Face à ce fond gris uni, sa principale difficulté est de trouver le bon cadre. Il tente d’éviter autant que possible de succomber à la tentation de laisser la caméra à un emplacement fixe, et cherche sans cesse la valeur et l’angulation juste. Sa conférence sur la collaboration avec le cadreur est l’occasion de généraliser ce raisonnement. Pour lui, chaque image est avant tout le véhicule d’informations qui nourrissent le scénario. Le cadre lui sert à isoler ces éléments, et à écarter ceux qui ne sont pas pertinents, tout comme la lumière : « Si on n’aime pas quelque chose dans l’image, plus il est sombre mieux c’est ; par contre, les choses importantes doivent être mises en lumière. Il y a aussi certaines choses qui doivent être vues, sans que le spectateur ne s’en rende compte, donc je les mets en moyenne lumière. Parfois les décorateurs sont déçus que je n’éclaire pas plus, mais c’est pour le bien du film. »

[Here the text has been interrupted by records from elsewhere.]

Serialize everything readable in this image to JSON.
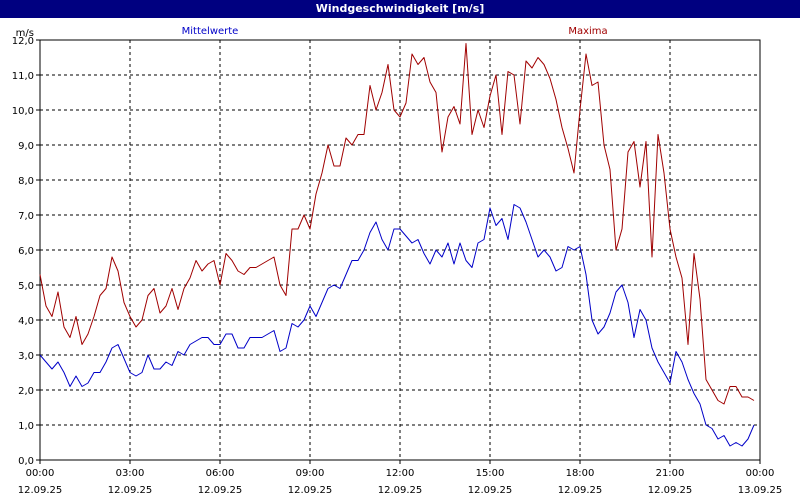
{
  "window": {
    "title": "Windgeschwindigkeit [m/s]"
  },
  "colors": {
    "titlebar": "#000080",
    "mean": "#0000c8",
    "max": "#a00000",
    "grid": "#000000"
  },
  "chart_data": {
    "type": "line",
    "title": "Windgeschwindigkeit [m/s]",
    "ylabel": "m/s",
    "ylim": [
      0,
      12
    ],
    "ytick_labels": [
      "0,0",
      "1,0",
      "2,0",
      "3,0",
      "4,0",
      "5,0",
      "6,0",
      "7,0",
      "8,0",
      "9,0",
      "10,0",
      "11,0",
      "12,0"
    ],
    "xlim_hours": [
      0,
      24
    ],
    "xtick_labels": [
      {
        "time": "00:00",
        "date": "12.09.25"
      },
      {
        "time": "03:00",
        "date": "12.09.25"
      },
      {
        "time": "06:00",
        "date": "12.09.25"
      },
      {
        "time": "09:00",
        "date": "12.09.25"
      },
      {
        "time": "12:00",
        "date": "12.09.25"
      },
      {
        "time": "15:00",
        "date": "12.09.25"
      },
      {
        "time": "18:00",
        "date": "12.09.25"
      },
      {
        "time": "21:00",
        "date": "12.09.25"
      },
      {
        "time": "00:00",
        "date": "13.09.25"
      }
    ],
    "grid": true,
    "series": [
      {
        "name": "Mittelwerte",
        "color": "#0000c8",
        "points": [
          [
            0.0,
            3.0
          ],
          [
            0.2,
            2.8
          ],
          [
            0.4,
            2.6
          ],
          [
            0.6,
            2.8
          ],
          [
            0.8,
            2.5
          ],
          [
            1.0,
            2.1
          ],
          [
            1.2,
            2.4
          ],
          [
            1.4,
            2.1
          ],
          [
            1.6,
            2.2
          ],
          [
            1.8,
            2.5
          ],
          [
            2.0,
            2.5
          ],
          [
            2.2,
            2.8
          ],
          [
            2.4,
            3.2
          ],
          [
            2.6,
            3.3
          ],
          [
            2.8,
            2.9
          ],
          [
            3.0,
            2.5
          ],
          [
            3.2,
            2.4
          ],
          [
            3.4,
            2.5
          ],
          [
            3.6,
            3.0
          ],
          [
            3.8,
            2.6
          ],
          [
            4.0,
            2.6
          ],
          [
            4.2,
            2.8
          ],
          [
            4.4,
            2.7
          ],
          [
            4.6,
            3.1
          ],
          [
            4.8,
            3.0
          ],
          [
            5.0,
            3.3
          ],
          [
            5.2,
            3.4
          ],
          [
            5.4,
            3.5
          ],
          [
            5.6,
            3.5
          ],
          [
            5.8,
            3.3
          ],
          [
            6.0,
            3.3
          ],
          [
            6.2,
            3.6
          ],
          [
            6.4,
            3.6
          ],
          [
            6.6,
            3.2
          ],
          [
            6.8,
            3.2
          ],
          [
            7.0,
            3.5
          ],
          [
            7.2,
            3.5
          ],
          [
            7.4,
            3.5
          ],
          [
            7.6,
            3.6
          ],
          [
            7.8,
            3.7
          ],
          [
            8.0,
            3.1
          ],
          [
            8.2,
            3.2
          ],
          [
            8.4,
            3.9
          ],
          [
            8.6,
            3.8
          ],
          [
            8.8,
            4.0
          ],
          [
            9.0,
            4.4
          ],
          [
            9.2,
            4.1
          ],
          [
            9.4,
            4.5
          ],
          [
            9.6,
            4.9
          ],
          [
            9.8,
            5.0
          ],
          [
            10.0,
            4.9
          ],
          [
            10.2,
            5.3
          ],
          [
            10.4,
            5.7
          ],
          [
            10.6,
            5.7
          ],
          [
            10.8,
            6.0
          ],
          [
            11.0,
            6.5
          ],
          [
            11.2,
            6.8
          ],
          [
            11.4,
            6.3
          ],
          [
            11.6,
            6.0
          ],
          [
            11.8,
            6.6
          ],
          [
            12.0,
            6.6
          ],
          [
            12.2,
            6.4
          ],
          [
            12.4,
            6.2
          ],
          [
            12.6,
            6.3
          ],
          [
            12.8,
            5.9
          ],
          [
            13.0,
            5.6
          ],
          [
            13.2,
            6.0
          ],
          [
            13.4,
            5.8
          ],
          [
            13.6,
            6.2
          ],
          [
            13.8,
            5.6
          ],
          [
            14.0,
            6.2
          ],
          [
            14.2,
            5.7
          ],
          [
            14.4,
            5.5
          ],
          [
            14.6,
            6.2
          ],
          [
            14.8,
            6.3
          ],
          [
            15.0,
            7.2
          ],
          [
            15.2,
            6.7
          ],
          [
            15.4,
            6.9
          ],
          [
            15.6,
            6.3
          ],
          [
            15.8,
            7.3
          ],
          [
            16.0,
            7.2
          ],
          [
            16.2,
            6.8
          ],
          [
            16.4,
            6.3
          ],
          [
            16.6,
            5.8
          ],
          [
            16.8,
            6.0
          ],
          [
            17.0,
            5.8
          ],
          [
            17.2,
            5.4
          ],
          [
            17.4,
            5.5
          ],
          [
            17.6,
            6.1
          ],
          [
            17.8,
            6.0
          ],
          [
            18.0,
            6.1
          ],
          [
            18.2,
            5.3
          ],
          [
            18.4,
            4.0
          ],
          [
            18.6,
            3.6
          ],
          [
            18.8,
            3.8
          ],
          [
            19.0,
            4.2
          ],
          [
            19.2,
            4.8
          ],
          [
            19.4,
            5.0
          ],
          [
            19.6,
            4.5
          ],
          [
            19.8,
            3.5
          ],
          [
            20.0,
            4.3
          ],
          [
            20.2,
            4.0
          ],
          [
            20.4,
            3.2
          ],
          [
            20.6,
            2.8
          ],
          [
            20.8,
            2.5
          ],
          [
            21.0,
            2.2
          ],
          [
            21.2,
            3.1
          ],
          [
            21.4,
            2.8
          ],
          [
            21.6,
            2.3
          ],
          [
            21.8,
            1.9
          ],
          [
            22.0,
            1.6
          ],
          [
            22.2,
            1.0
          ],
          [
            22.4,
            0.9
          ],
          [
            22.6,
            0.6
          ],
          [
            22.8,
            0.7
          ],
          [
            23.0,
            0.4
          ],
          [
            23.2,
            0.5
          ],
          [
            23.4,
            0.4
          ],
          [
            23.6,
            0.6
          ],
          [
            23.8,
            1.0
          ]
        ]
      },
      {
        "name": "Maxima",
        "color": "#a00000",
        "points": [
          [
            0.0,
            5.3
          ],
          [
            0.2,
            4.4
          ],
          [
            0.4,
            4.1
          ],
          [
            0.6,
            4.8
          ],
          [
            0.8,
            3.8
          ],
          [
            1.0,
            3.5
          ],
          [
            1.2,
            4.1
          ],
          [
            1.4,
            3.3
          ],
          [
            1.6,
            3.6
          ],
          [
            1.8,
            4.1
          ],
          [
            2.0,
            4.7
          ],
          [
            2.2,
            4.9
          ],
          [
            2.4,
            5.8
          ],
          [
            2.6,
            5.4
          ],
          [
            2.8,
            4.5
          ],
          [
            3.0,
            4.1
          ],
          [
            3.2,
            3.8
          ],
          [
            3.4,
            4.0
          ],
          [
            3.6,
            4.7
          ],
          [
            3.8,
            4.9
          ],
          [
            4.0,
            4.2
          ],
          [
            4.2,
            4.4
          ],
          [
            4.4,
            4.9
          ],
          [
            4.6,
            4.3
          ],
          [
            4.8,
            4.9
          ],
          [
            5.0,
            5.2
          ],
          [
            5.2,
            5.7
          ],
          [
            5.4,
            5.4
          ],
          [
            5.6,
            5.6
          ],
          [
            5.8,
            5.7
          ],
          [
            6.0,
            5.0
          ],
          [
            6.2,
            5.9
          ],
          [
            6.4,
            5.7
          ],
          [
            6.6,
            5.4
          ],
          [
            6.8,
            5.3
          ],
          [
            7.0,
            5.5
          ],
          [
            7.2,
            5.5
          ],
          [
            7.4,
            5.6
          ],
          [
            7.6,
            5.7
          ],
          [
            7.8,
            5.8
          ],
          [
            8.0,
            5.0
          ],
          [
            8.2,
            4.7
          ],
          [
            8.4,
            6.6
          ],
          [
            8.6,
            6.6
          ],
          [
            8.8,
            7.0
          ],
          [
            9.0,
            6.6
          ],
          [
            9.2,
            7.6
          ],
          [
            9.4,
            8.2
          ],
          [
            9.6,
            9.0
          ],
          [
            9.8,
            8.4
          ],
          [
            10.0,
            8.4
          ],
          [
            10.2,
            9.2
          ],
          [
            10.4,
            9.0
          ],
          [
            10.6,
            9.3
          ],
          [
            10.8,
            9.3
          ],
          [
            11.0,
            10.7
          ],
          [
            11.2,
            10.0
          ],
          [
            11.4,
            10.5
          ],
          [
            11.6,
            11.3
          ],
          [
            11.8,
            10.0
          ],
          [
            12.0,
            9.8
          ],
          [
            12.2,
            10.2
          ],
          [
            12.4,
            11.6
          ],
          [
            12.6,
            11.3
          ],
          [
            12.8,
            11.5
          ],
          [
            13.0,
            10.8
          ],
          [
            13.2,
            10.5
          ],
          [
            13.4,
            8.8
          ],
          [
            13.6,
            9.8
          ],
          [
            13.8,
            10.1
          ],
          [
            14.0,
            9.6
          ],
          [
            14.2,
            11.9
          ],
          [
            14.4,
            9.3
          ],
          [
            14.6,
            10.0
          ],
          [
            14.8,
            9.5
          ],
          [
            15.0,
            10.4
          ],
          [
            15.2,
            11.0
          ],
          [
            15.4,
            9.3
          ],
          [
            15.6,
            11.1
          ],
          [
            15.8,
            11.0
          ],
          [
            16.0,
            9.6
          ],
          [
            16.2,
            11.4
          ],
          [
            16.4,
            11.2
          ],
          [
            16.6,
            11.5
          ],
          [
            16.8,
            11.3
          ],
          [
            17.0,
            10.9
          ],
          [
            17.2,
            10.3
          ],
          [
            17.4,
            9.5
          ],
          [
            17.6,
            8.9
          ],
          [
            17.8,
            8.2
          ],
          [
            18.0,
            10.0
          ],
          [
            18.2,
            11.6
          ],
          [
            18.4,
            10.7
          ],
          [
            18.6,
            10.8
          ],
          [
            18.8,
            9.0
          ],
          [
            19.0,
            8.3
          ],
          [
            19.2,
            6.0
          ],
          [
            19.4,
            6.6
          ],
          [
            19.6,
            8.8
          ],
          [
            19.8,
            9.1
          ],
          [
            20.0,
            7.8
          ],
          [
            20.2,
            9.1
          ],
          [
            20.4,
            5.8
          ],
          [
            20.6,
            9.3
          ],
          [
            20.8,
            8.2
          ],
          [
            21.0,
            6.6
          ],
          [
            21.2,
            5.8
          ],
          [
            21.4,
            5.2
          ],
          [
            21.6,
            3.3
          ],
          [
            21.8,
            5.9
          ],
          [
            22.0,
            4.6
          ],
          [
            22.2,
            2.3
          ],
          [
            22.4,
            2.0
          ],
          [
            22.6,
            1.7
          ],
          [
            22.8,
            1.6
          ],
          [
            23.0,
            2.1
          ],
          [
            23.2,
            2.1
          ],
          [
            23.4,
            1.8
          ],
          [
            23.6,
            1.8
          ],
          [
            23.8,
            1.7
          ]
        ]
      }
    ]
  }
}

Pour Les Liaisons dangereuses, il explique notamment que l’essentiel du film est tourné en décor réel, dans des châteaux aux alentours de Paris. « Certains n’étaient pas très bien entretenus, la peinture s’écaillait... En plus, Stephen Frears voulait qu’on oublie que c’était l’adaptation d’un roman du XVIIIe siècle, il ne voulait pas mettre l’accent sur les décors baroques, tous les accessoires dorés très brillants. Donc on a décidé de laisser la plupart des arrière-plans autant que possible dans le noir ». Le film, très centré sur les personnages et leur double-jeu, est tourné dans des focales assez longues, par une caméra très souvent en mouvement. L’équipe étant mixte, moitié américaine, moitié française, Philippe Rousselot s’inquiète de l’impossibilité de communication entre le cadreur et le machiniste. Il raconte : « Le cadreur lui parlait en anglais, et le machiniste ne comprenait pas, mais ce n’était pas important. C’était un très bon machiniste, qui connaissait les focales, et surtout qui était sensible au jeu des comédiens. On n’a pas besoin de lui dire quoi faire, il sait. C’est le paradis de travailler avec une personne comme ça. Quand on en trouve une, il faut la garder ! »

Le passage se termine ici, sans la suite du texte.